KUPASnews.com – Sebuah aksi pencurian di Medan, Sumatera Utara, viral di media sosial setelah pelaku meninggalkan sepucuk surat di rumah korbannya. 

Peristiwa tersebut terjadi saat rumah ditinggal pemiliknya untuk mudik Lebaran selama lima hari.

“Rumah ditinggal mudik 5 hari, eh pulang-pulang dapat surat cinta dari maling. Antara masu sedih tapi ada geli-gelinya,” tulis pengunggah video di akun TikTok @deswitasari72, dikutip pada Senin, 30 Maret 2026.

Maling Mengaku Butuh Uang untuk Ongkos Balik

Dalam foto surat yang diunggah, pelaku mengaku terpaksa melakukan pencurian tersebut karena membutuhkan uang. 

Ia menyebut orang tuanya di Pekanbaru, Riau sedang sakit, tapi tidak punya cukup biaya untuk pulang ke rumah.

“Maaf sebelumnya buat kakak atau abang. Saya terpaksa lakukan ini, saya cuma butuh duit aja buat ongkos saya pulang ke Pekanbaru karena orang tua saya sakit,” tulis maling tersebut.

“Sebelumnya saya minta maaf, abang dan kakak,” lanjutnya.

Pelaku juga meninggalkan pesan harapan agar pemilik rumah mendapatkan rezeki yang lebih baik ke depannya.

“Saya doakan semoga banyak rezeki abang dan kakak, aamiin. Sekali lagi saya minta maaf, abang dan kakak,” tukasnya.

Pintu Rumah Tak Rusak, Maling Masuk Rumah Lewat Plafon

Dari unggahan lanjutan, diketahui pelaku masuk ke dalam rumah melalui plafon bagian atas. Pemilik akun menjelaskan bahwa korban sebenarnya adalah adiknya.

“Kemarin baru pulkam, dia nelepon aku sampai rumah udah berantakan, cuma pintu nggak dibobol. Malingnya dari atas loteng, masuk, terus ke bawah, terus ke kamar dan membobol lemari,” ucap pemilik akun.

Uang Sedekah Subuh dan Modal Dagang Raib

Akibat kejadian tersebut, adik pemilik akun kehilangan uang sekitar Rp1 juta lebih dan satu unit telepon genggam. 

Uang yang hilang di antaranya merupakan celengan sedekah subuh yang rencananya akan disumbangkan ke yayasan anak yatim serta uang tabungan lainnya.

“Uang yang hilang itu sekitar Rp1 juta lebih, terus uang yang hilang salah satunya celengan sedekah subuh adikku untuk ke yayasan anak yatim gitu, kan ini celengannya bisa dibuka. Terus ada uang-uang di celengan dia lainnya, yang Rp100 perak, Rp500 perak, seribuan itu dibawa setempat-tempatnya,” terangnya.

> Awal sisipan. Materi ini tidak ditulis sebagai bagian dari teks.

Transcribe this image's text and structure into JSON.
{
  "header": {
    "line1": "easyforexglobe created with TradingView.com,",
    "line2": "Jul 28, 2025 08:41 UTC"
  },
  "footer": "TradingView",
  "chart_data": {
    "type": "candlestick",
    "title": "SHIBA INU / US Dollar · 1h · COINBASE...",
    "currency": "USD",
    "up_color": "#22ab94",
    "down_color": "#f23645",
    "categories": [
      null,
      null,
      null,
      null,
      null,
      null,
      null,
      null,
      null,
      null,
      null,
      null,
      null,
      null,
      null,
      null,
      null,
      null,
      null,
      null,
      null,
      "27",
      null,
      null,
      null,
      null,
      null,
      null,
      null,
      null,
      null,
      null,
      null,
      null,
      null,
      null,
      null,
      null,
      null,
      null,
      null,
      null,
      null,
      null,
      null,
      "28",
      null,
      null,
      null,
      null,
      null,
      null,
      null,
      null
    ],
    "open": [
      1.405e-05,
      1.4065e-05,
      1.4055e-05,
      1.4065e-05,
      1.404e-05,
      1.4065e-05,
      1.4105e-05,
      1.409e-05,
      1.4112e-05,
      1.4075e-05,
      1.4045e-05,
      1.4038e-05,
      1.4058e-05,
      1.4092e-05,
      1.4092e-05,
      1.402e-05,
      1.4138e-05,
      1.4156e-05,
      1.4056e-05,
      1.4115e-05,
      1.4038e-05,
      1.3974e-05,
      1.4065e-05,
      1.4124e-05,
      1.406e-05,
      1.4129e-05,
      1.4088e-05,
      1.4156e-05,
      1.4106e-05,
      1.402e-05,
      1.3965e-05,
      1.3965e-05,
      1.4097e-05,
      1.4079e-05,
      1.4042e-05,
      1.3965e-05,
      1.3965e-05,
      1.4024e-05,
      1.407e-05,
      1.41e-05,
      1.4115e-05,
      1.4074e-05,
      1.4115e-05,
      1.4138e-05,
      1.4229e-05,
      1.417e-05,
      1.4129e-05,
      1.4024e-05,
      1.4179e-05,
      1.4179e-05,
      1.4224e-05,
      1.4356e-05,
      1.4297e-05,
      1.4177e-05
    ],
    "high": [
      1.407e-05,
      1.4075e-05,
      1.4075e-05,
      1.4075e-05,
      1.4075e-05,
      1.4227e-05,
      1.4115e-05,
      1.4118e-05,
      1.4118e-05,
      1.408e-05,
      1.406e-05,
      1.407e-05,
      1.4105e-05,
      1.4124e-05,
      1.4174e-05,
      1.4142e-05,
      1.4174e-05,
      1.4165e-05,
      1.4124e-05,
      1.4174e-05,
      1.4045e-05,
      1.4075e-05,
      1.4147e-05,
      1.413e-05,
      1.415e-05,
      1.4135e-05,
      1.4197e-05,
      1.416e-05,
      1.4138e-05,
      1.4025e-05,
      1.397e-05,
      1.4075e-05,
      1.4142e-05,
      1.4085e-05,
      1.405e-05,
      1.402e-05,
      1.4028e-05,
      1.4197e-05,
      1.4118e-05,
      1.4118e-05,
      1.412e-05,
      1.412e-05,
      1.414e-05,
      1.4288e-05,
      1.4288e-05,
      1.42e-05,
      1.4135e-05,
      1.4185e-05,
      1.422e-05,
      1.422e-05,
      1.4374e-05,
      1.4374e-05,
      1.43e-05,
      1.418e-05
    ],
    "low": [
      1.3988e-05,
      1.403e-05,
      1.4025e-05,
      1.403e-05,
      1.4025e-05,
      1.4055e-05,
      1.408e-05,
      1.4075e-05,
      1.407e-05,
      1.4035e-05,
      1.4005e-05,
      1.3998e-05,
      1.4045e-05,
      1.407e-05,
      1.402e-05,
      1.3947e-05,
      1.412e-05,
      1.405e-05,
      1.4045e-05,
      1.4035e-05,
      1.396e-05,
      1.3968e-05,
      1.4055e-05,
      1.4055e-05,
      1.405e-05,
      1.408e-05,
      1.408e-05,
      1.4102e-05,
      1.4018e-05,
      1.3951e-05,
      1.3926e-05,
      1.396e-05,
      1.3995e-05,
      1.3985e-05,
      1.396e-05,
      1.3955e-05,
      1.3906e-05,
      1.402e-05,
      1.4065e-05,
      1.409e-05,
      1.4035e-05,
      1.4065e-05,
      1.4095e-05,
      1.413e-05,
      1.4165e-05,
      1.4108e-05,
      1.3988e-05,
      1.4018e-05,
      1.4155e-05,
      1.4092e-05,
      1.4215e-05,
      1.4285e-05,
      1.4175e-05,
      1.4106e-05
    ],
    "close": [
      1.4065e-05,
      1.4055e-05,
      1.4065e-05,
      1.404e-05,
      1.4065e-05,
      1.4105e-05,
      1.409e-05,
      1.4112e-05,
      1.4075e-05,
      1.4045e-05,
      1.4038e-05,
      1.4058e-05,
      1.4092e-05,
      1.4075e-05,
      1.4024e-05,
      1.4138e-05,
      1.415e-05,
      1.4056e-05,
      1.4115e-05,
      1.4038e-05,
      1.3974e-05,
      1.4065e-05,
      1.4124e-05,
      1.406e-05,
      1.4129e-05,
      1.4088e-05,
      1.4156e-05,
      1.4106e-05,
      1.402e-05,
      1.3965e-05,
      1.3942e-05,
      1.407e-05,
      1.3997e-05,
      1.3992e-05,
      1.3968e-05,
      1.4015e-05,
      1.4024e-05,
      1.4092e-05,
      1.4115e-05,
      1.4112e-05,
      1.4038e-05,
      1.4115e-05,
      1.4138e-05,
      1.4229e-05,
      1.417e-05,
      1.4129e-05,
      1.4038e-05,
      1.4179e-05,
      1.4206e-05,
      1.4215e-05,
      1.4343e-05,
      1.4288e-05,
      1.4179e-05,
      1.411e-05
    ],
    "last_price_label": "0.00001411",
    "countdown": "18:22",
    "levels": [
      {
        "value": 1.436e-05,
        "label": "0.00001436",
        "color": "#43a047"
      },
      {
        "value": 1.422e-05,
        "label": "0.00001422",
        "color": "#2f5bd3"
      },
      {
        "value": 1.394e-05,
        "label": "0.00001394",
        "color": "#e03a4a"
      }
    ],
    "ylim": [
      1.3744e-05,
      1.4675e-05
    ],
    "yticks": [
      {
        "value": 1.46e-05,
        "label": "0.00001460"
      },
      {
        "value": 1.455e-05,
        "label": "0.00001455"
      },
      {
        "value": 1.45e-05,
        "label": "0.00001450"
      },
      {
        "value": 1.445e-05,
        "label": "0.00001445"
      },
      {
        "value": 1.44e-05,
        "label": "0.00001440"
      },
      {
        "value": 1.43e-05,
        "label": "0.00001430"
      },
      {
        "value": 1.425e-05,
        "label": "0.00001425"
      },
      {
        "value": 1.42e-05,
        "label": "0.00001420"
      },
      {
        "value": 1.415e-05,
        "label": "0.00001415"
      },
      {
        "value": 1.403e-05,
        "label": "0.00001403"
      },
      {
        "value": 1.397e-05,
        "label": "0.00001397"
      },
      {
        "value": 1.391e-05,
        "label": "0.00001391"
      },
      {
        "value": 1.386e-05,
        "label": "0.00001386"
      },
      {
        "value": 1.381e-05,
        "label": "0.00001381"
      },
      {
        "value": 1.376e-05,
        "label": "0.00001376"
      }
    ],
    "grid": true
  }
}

Selain itu, uang modal untuk berjualan martabak juga hampir ikut diambil, namun sengaja disisihkan di rumah karena khawatir terpakai saat Lebaran.

“Terus ada uang buat modal jualan mereka, kan adikku jualan martabak gitu, jadi uang modalnya itu. Kenapa nggak dibawa, namanya kan lebaran, takutnya uangnya kepakai, jadi disisihkannya di rumah,” sambungnya tentang video yang kini viral diputar lebih dari 4,5 juta kali penayangan.

Secara keseluruhan, kerugian yang dialami korban, termasuk satu unit telepon genggam yang hilang, diperkirakan mencapai sekitar Rp1,8 juta.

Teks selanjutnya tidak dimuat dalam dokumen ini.